As well as students being willing to pay more for enhanced facilities, businesses are eager to partner with reputable research institutions. A reinvented university campus, underpinned by a strong business plan, can unlock this potential revenue stream, says Walter Rafin, Head of Solutions Development, Australasia and Pacific, at JLL Australia.

Though he warns that institutionalised thinking, protected buildings, and funding constraints can sometimes be roadblocks to progress.

“Businesses, tech start-ups, retail organisations – they are all potential tenants that could crack the issue of under-occupancy in university buildings and unlock revenue. The scope is huge,” he says.

“As well as drive efficiencies, a robust facilities management plan can manage challenges around security, aged facilities, heritage listed buildings, asbestos and the opportunity to share utilities.”

The University of Wollongong’s Innovation Campus is a showcase for commercialising space, according to Rafin. While it hasn’t had to redeploy existing buildings (few, if any, universities have made their classrooms truly multipurpose), it has generated revenue by leasing commercial and corporate work space, research space, event facilities, and even land.
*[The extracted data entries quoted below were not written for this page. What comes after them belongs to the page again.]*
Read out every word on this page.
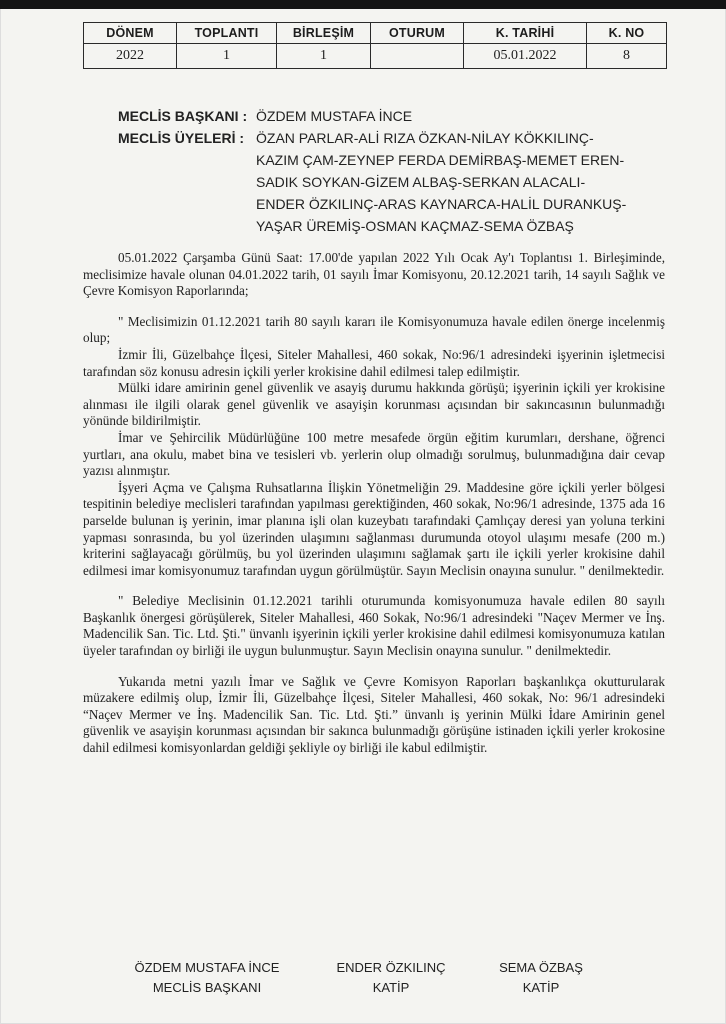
DÖNEM	TOPLANTI	BİRLEŞİM	OTURUM	K. TARİHİ	K. NO
2022	1	1		05.01.2022	8
MECLİS BAŞKANI : ÖZDEM MUSTAFA İNCE
MECLİS ÜYELERİ : ÖZAN PARLAR-ALİ RIZA ÖZKAN-NİLAY KÖKKILINÇ-
KAZIM ÇAM-ZEYNEP FERDA DEMİRBAŞ-MEMET EREN-
SADIK SOYKAN-GİZEM ALBAŞ-SERKAN ALACALI-
ENDER ÖZKILINÇ-ARAS KAYNARCA-HALİL DURANKUŞ-
YAŞAR ÜREMİŞ-OSMAN KAÇMAZ-SEMA ÖZBAŞ

05.01.2022 Çarşamba Günü Saat: 17.00'de yapılan 2022 Yılı Ocak Ay'ı Toplantısı 1. Birleşiminde, meclisimize havale olunan 04.01.2022 tarih, 01 sayılı İmar Komisyonu, 20.12.2021 tarih, 14 sayılı Sağlık ve Çevre Komisyon Raporlarında;

" Meclisimizin 01.12.2021 tarih 80 sayılı kararı ile Komisyonumuza havale edilen önerge incelenmiş olup;

İzmir İli, Güzelbahçe İlçesi, Siteler Mahallesi, 460 sokak, No:96/1 adresindeki işyerinin işletmecisi tarafından söz konusu adresin içkili yerler krokisine dahil edilmesi talep edilmiştir.

Mülki idare amirinin genel güvenlik ve asayiş durumu hakkında görüşü; işyerinin içkili yer krokisine alınması ile ilgili olarak genel güvenlik ve asayişin korunması açısından bir sakıncasının bulunmadığı yönünde bildirilmiştir.

İmar ve Şehircilik Müdürlüğüne 100 metre mesafede örgün eğitim kurumları, dershane, öğrenci yurtları, ana okulu, mabet bina ve tesisleri vb. yerlerin olup olmadığı sorulmuş, bulunmadığına dair cevap yazısı alınmıştır.

İşyeri Açma ve Çalışma Ruhsatlarına İlişkin Yönetmeliğin 29. Maddesine göre içkili yerler bölgesi tespitinin belediye meclisleri tarafından yapılması gerektiğinden, 460 sokak, No:96/1 adresinde, 1375 ada 16 parselde bulunan iş yerinin, imar planına işli olan kuzeybatı tarafındaki Çamlıçay deresi yan yoluna terkini yapması sonrasında, bu yol üzerinden ulaşımını sağlanması durumunda otoyol ulaşımı mesafe (200 m.) kriterini sağlayacağı görülmüş, bu yol üzerinden ulaşımını sağlamak şartı ile içkili yerler krokisine dahil edilmesi imar komisyonumuz tarafından uygun görülmüştür. Sayın Meclisin onayına sunulur. " denilmektedir.

" Belediye Meclisinin 01.12.2021 tarihli oturumunda komisyonumuza havale edilen 80 sayılı Başkanlık önergesi görüşülerek, Siteler Mahallesi, 460 Sokak, No:96/1 adresindeki "Naçev Mermer ve İnş. Madencilik San. Tic. Ltd. Şti." ünvanlı işyerinin içkili yerler krokisine dahil edilmesi komisyonumuza katılan üyeler tarafından oy birliği ile uygun bulunmuştur. Sayın Meclisin onayına sunulur. " denilmektedir.

Yukarıda metni yazılı İmar ve Sağlık ve Çevre Komisyon Raporları başkanlıkça okutturularak müzakere edilmiş olup, İzmir İli, Güzelbahçe İlçesi, Siteler Mahallesi, 460 sokak, No: 96/1 adresindeki “Naçev Mermer ve İnş. Madencilik San. Tic. Ltd. Şti.” ünvanlı iş yerinin Mülki İdare Amirinin genel güvenlik ve asayişin korunması açısından bir sakınca bulunmadığı görüşüne istinaden içkili yerler krokosine dahil edilmesi komisyonlardan geldiği şekliyle oy birliği ile kabul edilmiştir.

ÖZDEM MUSTAFA İNCE
MECLİS BAŞKANI
ENDER ÖZKILINÇ
KATİP
SEMA ÖZBAŞ
KATİP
This forward thinking approach has helped the university rank in the top 1 percent of universities in the world for research.

Housing students

It’s not just businesses that need a home on campus. Students do, too, and a key element of the urbanised campus is housing. Though the student accommodation sector in Australia is growing, and being driven by major societal trends such as globalisation and housing affordability, the current lack of provision of student accommodation in Australia is giving universities an opportunity to curate true live, work, play environments.

Sydney University has sought to address a chronic undersupply in the city (75,000 beds by 2021, according to the City of Sydney’s Housing Issues paper) with the construction of 656 on-site micro bedrooms (c. 10 square metres) as part of the Regiment mixed-use redevelopment project at its Camperdown campus.

The smaller size of the rooms will be offset by expanded communal facilities.

Monash University’s 150-room residential project at its Peninsula campus speaks to the environmentally conscious with carbon-reduction features such as cross laminated timber, a solar roof and rain water harvesting.

With many students currently living in cramped conditions, the campus should aim to be their ‘living room’, a place for people to study and play, says Sydney University’s Searle.

“The number of campuses that provide the opportunity for chance encounters and social interactions are inadequate, yet this could have big impact a university’s image. And with growing competition from overseas, image is everything.”